Ora a Mirafiori si contano meno di 10 mila dipendenti, lo scorso anno le linee produttive sono state ferme 100 giorni e sono uscite 28.000 auto, quante, ai tempi d’oro, venivano prodotte in meno di sei giorni. Il ricorso alla cassa integrazione ha compiuto il suo diciottesimo anno, ci sono operai che hanno lavorato in fabbrica meno di un mese su dodici. Vivere con circa mille euro al mese vuol dire una vita di privazioni per migliaia di famiglie ed anche per il 2025 è già stato calendarizzato da Stellantis il futuro ricorso agli ammortizzatori sociali
Il lascito della famiglia Agnelli/Elkann è una città che i turisti non vedono e che anche l’attuale amministrazione Lo Russo (come peraltro le precedenti) fa fatica a vedere, fatta di disoccupazione e povertà, periferie degradate, code sempre più lunghe alla Caritas per un pasto caldo, senzatetto, negozi che abbassano le saracinesche, sfratti e pignoramenti per mutui non pagati, delinquenza.

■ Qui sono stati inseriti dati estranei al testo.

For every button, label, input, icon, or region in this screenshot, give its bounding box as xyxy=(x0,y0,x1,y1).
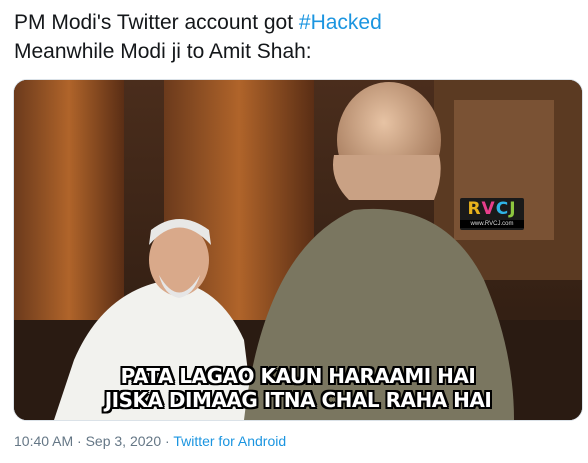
watermark-logo-text: RVCJ xyxy=(467,199,517,219)
tweet-text-prefix: PM Modi's Twitter account got xyxy=(14,11,299,34)
hashtag-link[interactable]: #Hacked xyxy=(299,11,382,34)
curtain-left xyxy=(14,80,124,330)
meme-caption: PATA LAGAO KAUN HARAAMI HAI JISKA DIMAAG… xyxy=(14,364,582,412)
tweet-timestamp[interactable]: 10:40 AM · Sep 3, 2020 xyxy=(14,433,161,449)
meta-separator: · xyxy=(161,433,174,449)
tweet-meta: 10:40 AM · Sep 3, 2020 · Twitter for And… xyxy=(14,433,286,449)
tweet-text-line-2: Meanwhile Modi ji to Amit Shah: xyxy=(14,40,312,63)
meme-caption-line-2: JISKA DIMAAG ITNA CHAL RAHA HAI xyxy=(104,388,492,412)
meme-caption-line-1: PATA LAGAO KAUN HARAAMI HAI xyxy=(120,364,476,388)
watermark-logo: RVCJ www.RVCJ.com xyxy=(460,198,524,230)
tweet-text-line-1: PM Modi's Twitter account got #Hacked xyxy=(14,8,574,37)
tweet-text: PM Modi's Twitter account got #Hacked Me… xyxy=(14,8,574,66)
tweet-source-link[interactable]: Twitter for Android xyxy=(173,433,286,449)
watermark-url: www.RVCJ.com xyxy=(460,220,524,228)
tweet-media-image[interactable]: RVCJ www.RVCJ.com PATA LAGAO KAUN HARAAM… xyxy=(13,79,583,421)
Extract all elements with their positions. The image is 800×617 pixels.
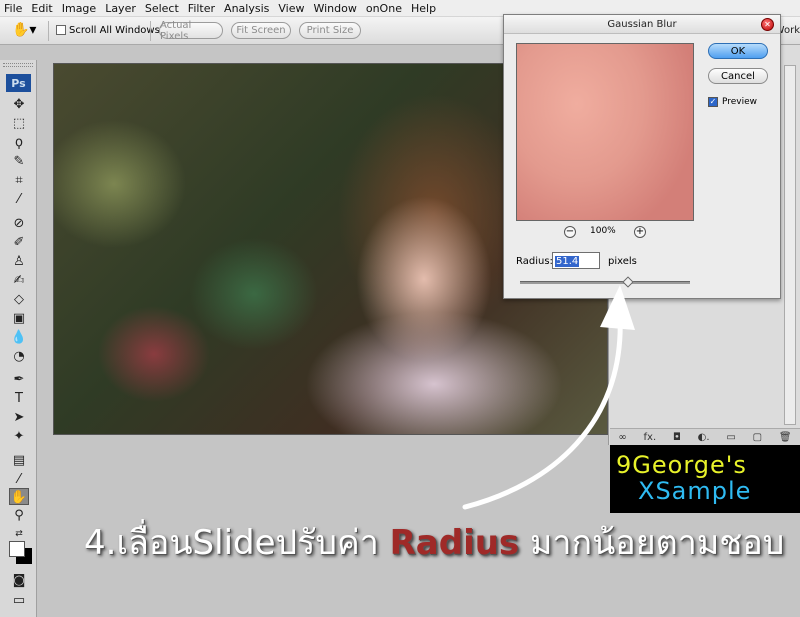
crop-tool-icon[interactable]: ⌗ [9, 172, 29, 189]
menu-analysis[interactable]: Analysis [224, 2, 269, 15]
toolbox: Ps ✥ ⬚ ϙ ✎ ⌗ ⁄ ⊘ ✐ ♙ ✍ ◇ ▣ 💧 ◔ ✒ T ➤ ✦ ▤… [0, 60, 37, 617]
screen-mode-icon[interactable]: ▭ [9, 592, 29, 609]
group-icon[interactable]: ▭ [726, 432, 735, 443]
close-icon[interactable]: ✕ [761, 18, 774, 31]
zoom-out-button[interactable]: − [564, 226, 576, 238]
pen-tool-icon[interactable]: ✒ [9, 371, 29, 388]
layers-panel-scrollbar[interactable] [784, 65, 796, 425]
menu-window[interactable]: Window [313, 2, 356, 15]
menu-file[interactable]: File [4, 2, 22, 15]
preview-label: Preview [722, 97, 758, 107]
fx-icon[interactable]: fx. [644, 432, 657, 443]
separator [48, 21, 49, 41]
menu-edit[interactable]: Edit [31, 2, 52, 15]
print-size-button[interactable]: Print Size [299, 22, 361, 39]
menu-help[interactable]: Help [411, 2, 436, 15]
hand-tool-preset-icon[interactable]: ✋▾ [12, 22, 38, 40]
menu-image[interactable]: Image [62, 2, 96, 15]
adjustment-layer-icon[interactable]: ◐. [698, 432, 710, 443]
cancel-button[interactable]: Cancel [708, 68, 768, 84]
dialog-title: Gaussian Blur [504, 15, 780, 34]
blur-tool-icon[interactable]: 💧 [9, 329, 29, 346]
caption-prefix: 4.เลื่อนSlideปรับค่า [84, 523, 390, 563]
brush-tool-icon[interactable]: ✐ [9, 234, 29, 251]
preview-checkbox[interactable]: ✓ [708, 97, 718, 107]
eraser-tool-icon[interactable]: ◇ [9, 291, 29, 308]
move-tool-icon[interactable]: ✥ [9, 96, 29, 113]
layer-mask-icon[interactable]: ◘ [673, 432, 681, 443]
zoom-level: 100% [590, 226, 616, 236]
gradient-tool-icon[interactable]: ▣ [9, 310, 29, 327]
zoom-tool-icon[interactable]: ⚲ [9, 507, 29, 524]
zoom-in-button[interactable]: + [634, 226, 646, 238]
radius-value: 51.4 [555, 256, 580, 267]
separator [150, 21, 151, 41]
clone-stamp-tool-icon[interactable]: ♙ [9, 253, 29, 270]
fit-screen-button[interactable]: Fit Screen [231, 22, 291, 39]
dodge-tool-icon[interactable]: ◔ [9, 348, 29, 365]
notes-tool-icon[interactable]: ▤ [9, 452, 29, 469]
marquee-tool-icon[interactable]: ⬚ [9, 115, 29, 132]
path-select-tool-icon[interactable]: ➤ [9, 409, 29, 426]
menu-onone[interactable]: onOne [366, 2, 402, 15]
new-layer-icon[interactable]: ▢ [753, 432, 762, 443]
eyedropper-2-tool-icon[interactable]: ⁄ [9, 471, 29, 488]
radius-label: Radius: [516, 256, 553, 267]
scroll-all-windows-checkbox[interactable] [56, 25, 66, 35]
ok-button[interactable]: OK [708, 43, 768, 59]
scroll-all-windows-label: Scroll All Windows [69, 25, 160, 36]
foreground-color-swatch[interactable] [9, 541, 25, 557]
caption-highlight: Radius [389, 523, 520, 563]
lasso-tool-icon[interactable]: ϙ [9, 134, 29, 151]
quick-mask-icon[interactable]: ◙ [9, 572, 29, 589]
menu-view[interactable]: View [278, 2, 304, 15]
shape-tool-icon[interactable]: ✦ [9, 428, 29, 445]
hand-tool-icon[interactable]: ✋ [9, 488, 29, 505]
menu-filter[interactable]: Filter [188, 2, 215, 15]
quick-select-tool-icon[interactable]: ✎ [9, 153, 29, 170]
tutorial-caption: 4.เลื่อนSlideปรับค่า Radius มากน้อยตามชอ… [84, 515, 784, 569]
gaussian-blur-dialog: Gaussian Blur ✕ − 100% + OK Cancel ✓ Pre… [503, 14, 781, 299]
caption-suffix: มากน้อยตามชอบ [519, 523, 785, 563]
annotation-arrow [462, 285, 635, 510]
healing-tool-icon[interactable]: ⊘ [9, 215, 29, 232]
trash-icon[interactable]: 🗑 [779, 432, 792, 443]
filter-preview[interactable] [516, 43, 694, 221]
radius-input[interactable]: 51.4 [552, 252, 600, 269]
toolbox-grip[interactable] [3, 63, 33, 67]
menu-layer[interactable]: Layer [105, 2, 136, 15]
actual-pixels-button[interactable]: Actual Pixels [159, 20, 223, 42]
type-tool-icon[interactable]: T [9, 390, 29, 407]
radius-unit: pixels [608, 256, 637, 267]
ps-logo[interactable]: Ps [6, 74, 31, 92]
menu-select[interactable]: Select [145, 2, 179, 15]
logo-line-2: XSample [638, 477, 752, 505]
history-brush-tool-icon[interactable]: ✍ [9, 272, 29, 289]
eyedropper-tool-icon[interactable]: ⁄ [9, 191, 29, 208]
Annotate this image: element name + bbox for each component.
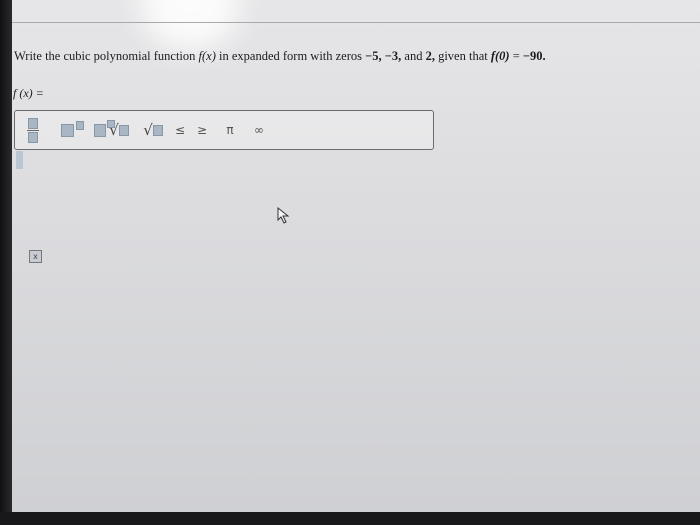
zeros-list: −5, −3, (365, 49, 402, 63)
mixed-number-button[interactable] (60, 120, 84, 140)
nth-root-icon: √ (143, 121, 153, 139)
square-root-icon: √ (109, 121, 119, 139)
clear-button[interactable]: x (29, 250, 42, 263)
placeholder-box-icon (118, 124, 129, 136)
clear-icon: x (33, 252, 38, 261)
mouse-pointer-icon (277, 207, 290, 224)
answer-label: f (x) = (13, 86, 44, 100)
screen: Write the cubic polynomial function f(x)… (0, 0, 700, 512)
placeholder-box-icon (93, 123, 106, 137)
placeholder-box-icon (28, 131, 38, 143)
condition-value: −90. (522, 49, 546, 63)
left-bezel (0, 0, 12, 525)
condition-notation: f(0) (490, 49, 510, 63)
answer-input[interactable]: √ √ ≤ ≥ π ∞ (14, 110, 434, 150)
placeholder-box-icon (75, 120, 84, 130)
square-root-button[interactable]: √ (107, 120, 131, 140)
function-notation: f(x) (198, 49, 216, 63)
nth-root-button[interactable]: √ (141, 120, 165, 140)
pi-icon: π (226, 123, 234, 137)
fraction-button[interactable] (25, 117, 41, 143)
infinity-button[interactable]: ∞ (251, 120, 267, 140)
placeholder-box-icon (152, 124, 163, 136)
greater-equal-icon: ≥ (196, 123, 208, 137)
last-zero: 2, (425, 49, 435, 63)
bottom-bezel (0, 512, 700, 525)
less-equal-button[interactable]: ≤ (173, 120, 187, 140)
text-cursor-block (16, 151, 23, 169)
top-divider (12, 22, 700, 23)
infinity-icon: ∞ (254, 123, 264, 137)
placeholder-box-icon (28, 117, 38, 129)
pi-button[interactable]: π (223, 120, 237, 140)
less-equal-icon: ≤ (174, 123, 186, 137)
greater-equal-button[interactable]: ≥ (195, 120, 209, 140)
placeholder-box-icon (60, 123, 74, 137)
question-text: Write the cubic polynomial function f(x)… (14, 49, 546, 63)
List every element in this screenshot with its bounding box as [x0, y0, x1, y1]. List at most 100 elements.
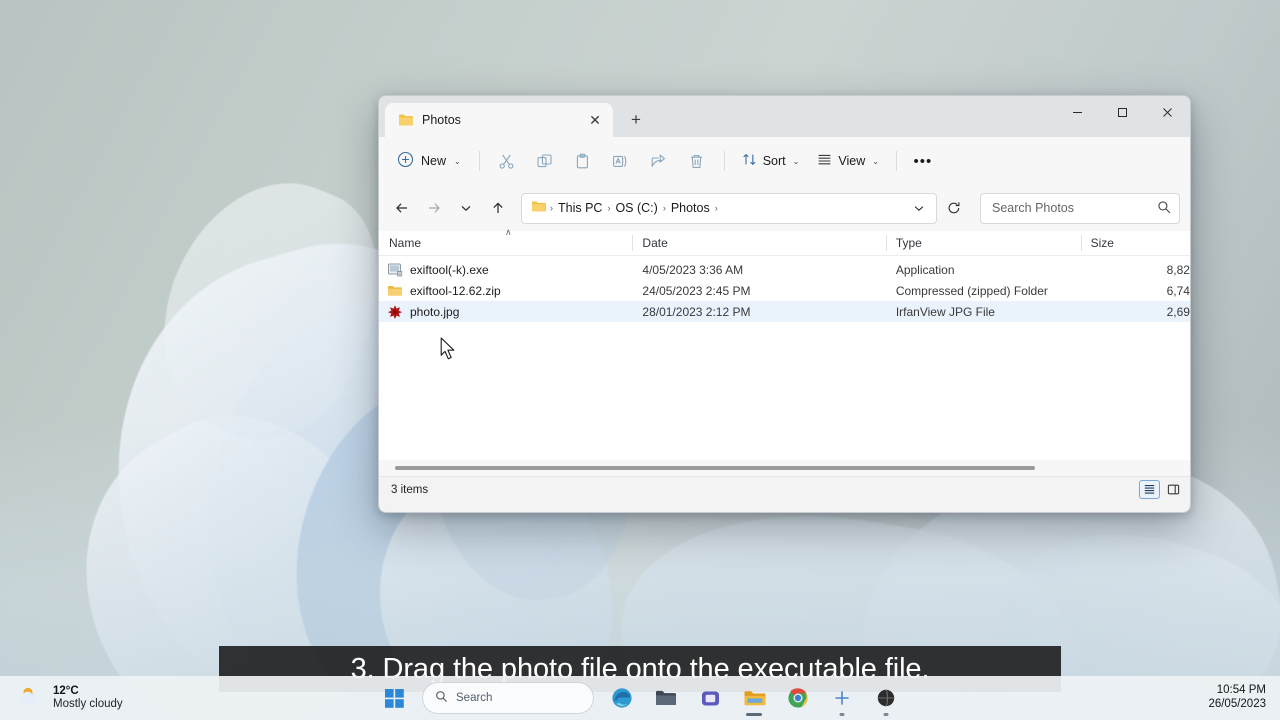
store-icon[interactable]	[822, 678, 862, 718]
column-label-type: Type	[895, 236, 922, 250]
column-header-type[interactable]: Type	[885, 231, 1081, 256]
file-type-cell: Compressed (zipped) Folder	[895, 283, 1048, 298]
weather-widget[interactable]: 12°C Mostly cloudy	[0, 685, 220, 712]
file-type-cell: Application	[895, 262, 955, 277]
file-size-cell: 8,82	[1166, 262, 1190, 277]
breadcrumb-photos[interactable]: Photos	[667, 201, 714, 215]
file-explorer-window: Photos ✕ + New ⌄ Sort ⌄ View ⌄ ••• › Thi…	[378, 95, 1191, 513]
search-icon[interactable]	[1157, 200, 1171, 217]
chevron-down-icon: ⌄	[872, 156, 879, 166]
cut-icon[interactable]	[489, 145, 525, 177]
item-count: 3 items	[391, 483, 429, 496]
folder-icon	[398, 113, 414, 127]
breadcrumb-separator: ›	[714, 203, 718, 213]
file-name: photo.jpg	[410, 304, 460, 319]
address-bar-actions	[906, 195, 932, 221]
status-bar: 3 items	[379, 476, 1190, 502]
scrollbar-track[interactable]	[387, 466, 1182, 470]
chevron-down-icon: ⌄	[454, 156, 461, 166]
file-explorer-icon[interactable]	[646, 678, 686, 718]
window-controls	[1055, 96, 1190, 129]
paste-icon[interactable]	[565, 145, 601, 177]
running-indicator	[839, 713, 845, 716]
column-header-date[interactable]: Date	[632, 231, 885, 256]
column-label-name: Name	[389, 236, 422, 250]
details-view-icon[interactable]	[1139, 480, 1160, 499]
running-indicator	[883, 713, 889, 716]
tab-photos[interactable]: Photos ✕	[385, 103, 613, 137]
title-bar: Photos ✕ +	[379, 96, 1190, 137]
scrollbar-thumb[interactable]	[395, 466, 1035, 470]
new-tab-button[interactable]: +	[621, 104, 651, 134]
close-button[interactable]	[1145, 96, 1190, 129]
new-button[interactable]: New ⌄	[391, 145, 470, 177]
taskbar-clock[interactable]: 10:54 PM 26/05/2023	[1208, 684, 1280, 711]
preview-pane-icon[interactable]	[1163, 480, 1184, 499]
column-label-size: Size	[1090, 236, 1114, 250]
plus-circle-icon	[397, 151, 414, 171]
horizontal-scrollbar[interactable]	[379, 460, 1190, 476]
breadcrumb-os-c[interactable]: OS (C:)	[611, 201, 661, 215]
address-dropdown-icon[interactable]	[906, 195, 932, 221]
search-input[interactable]: Search Photos	[992, 201, 1157, 215]
rename-icon[interactable]	[603, 145, 639, 177]
file-size-cell: 6,74	[1166, 283, 1190, 298]
sort-button[interactable]: Sort ⌄	[734, 145, 808, 177]
file-name-cell: exiftool-12.62.zip	[379, 280, 632, 301]
chrome-icon[interactable]	[778, 678, 818, 718]
file-list-pane: Name ∧ Date Type Size exiftool(-k).exe 4…	[379, 227, 1190, 460]
folder-icon[interactable]	[734, 678, 774, 718]
file-name-cell: exiftool(-k).exe	[379, 259, 632, 280]
teams-icon[interactable]	[690, 678, 730, 718]
maximize-button[interactable]	[1100, 96, 1145, 129]
zip-folder-icon	[387, 283, 403, 299]
breadcrumb-this-pc[interactable]: This PC	[554, 201, 606, 215]
toolbar-divider	[478, 151, 480, 171]
forward-button[interactable]	[419, 193, 449, 223]
address-bar[interactable]: › This PC › OS (C:) › Photos ›	[521, 192, 937, 224]
column-header-name[interactable]: Name ∧	[379, 227, 632, 256]
sun-behind-cloud-icon	[16, 685, 44, 712]
file-type-cell: IrfanView JPG File	[895, 304, 995, 319]
start-icon[interactable]	[374, 678, 414, 718]
command-toolbar: New ⌄ Sort ⌄ View ⌄ •••	[379, 137, 1190, 185]
copy-icon[interactable]	[527, 145, 563, 177]
column-header-size[interactable]: Size	[1080, 231, 1190, 256]
taskbar-search[interactable]: Search	[422, 682, 594, 714]
table-row[interactable]: exiftool(-k).exe 4/05/2023 3:36 AM Appli…	[379, 259, 1190, 280]
weather-text: 12°C Mostly cloudy	[53, 685, 123, 711]
view-icon	[817, 152, 832, 170]
edge-icon[interactable]	[602, 678, 642, 718]
file-date-cell: 4/05/2023 3:36 AM	[642, 262, 744, 277]
weather-temperature: 12°C	[53, 685, 79, 698]
minimize-button[interactable]	[1055, 96, 1100, 129]
search-box[interactable]: Search Photos	[980, 192, 1180, 224]
file-date-cell: 28/01/2023 2:12 PM	[642, 304, 751, 319]
file-name: exiftool(-k).exe	[410, 262, 489, 277]
recent-locations-button[interactable]	[451, 193, 481, 223]
table-row[interactable]: photo.jpg 28/01/2023 2:12 PM IrfanView J…	[379, 301, 1190, 322]
file-name: exiftool-12.62.zip	[410, 283, 501, 298]
share-icon[interactable]	[641, 145, 677, 177]
close-icon[interactable]: ✕	[583, 108, 607, 132]
sort-icon	[742, 152, 757, 170]
toolbar-divider	[895, 151, 897, 171]
application-exe-icon	[387, 262, 403, 278]
app-icon[interactable]	[866, 678, 906, 718]
clock-time: 10:54 PM	[1216, 684, 1266, 697]
up-button[interactable]	[483, 193, 513, 223]
more-options-button[interactable]: •••	[906, 145, 940, 177]
table-row[interactable]: exiftool-12.62.zip 24/05/2023 2:45 PM Co…	[379, 280, 1190, 301]
folder-icon	[531, 200, 546, 216]
sort-label: Sort	[762, 154, 786, 168]
back-button[interactable]	[387, 193, 417, 223]
taskbar: 12°C Mostly cloudy Search 10:54 PM 26/05…	[0, 676, 1280, 720]
taskbar-search-placeholder: Search	[456, 692, 493, 704]
weather-description: Mostly cloudy	[53, 698, 123, 710]
delete-icon[interactable]	[679, 145, 715, 177]
view-button[interactable]: View ⌄	[809, 145, 887, 177]
toolbar-divider	[723, 151, 725, 171]
refresh-button[interactable]	[939, 193, 969, 223]
file-name-cell: photo.jpg	[379, 301, 632, 322]
taskbar-apps: Search	[374, 678, 906, 718]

Secondo la classifica de Il Sole 24 Ore sulla qualità della vita, da poco pubblicata, la Provincia di Torino è scesa al 58° posto su 107 province, perdendo 22 posizioni in un anno. E’ addirittura al 101° posto per la sicurezza, soprattutto per il numero di rapine, furti ad attività commerciali, truffe e frodi ed all’85° posto secondo i parametri che prendono in esame la qualità dell’aria e la mobilità. D’altronde a Torino si dovevano vendere auto ai dipendenti, la metropolitana non serviva.
Le promesse di investimento su Mirafiori da parte di Fiat/Stellantis si perdono ormai nella notte dei tempi, mentre chi ha buona memoria ben ricorda i tanti favoritismi a loro elargiti dalla città di Torino (e da tutto il nostro paese) a fronte di impegni mai mantenuti. Vista la cessione nel 2019 di Magneti Marelli alla giapponese Ck Holding, che a marzo 24 ha chiuso lo stabilimento di Venaria e la cessione delle quote di maggioranza di Comau ad un fondo americano a fine 2024, il nipote dell’Avvocato sta continuando a dimostrare ingratitudine e disinteresse per le sorti dei lavoratori della città, della regione, dell’Italia.
Ce la farà la città di Torino a riconvertirsi, a creare nuove realtà imprenditoriali ed a sfruttare turisticamente al meglio la sua bellezza per decenni relegata in secondo piano? Considerato il costante calo dei residenti, che ha portato la città a scendere a 850 mila abitanti, ci si augura che la malinconica canzone di chi un tempo era costretto a cercare lavoro altrove, “Ciau Turin, mi vadu via, vad luntan a travaiè”, non torni di moda.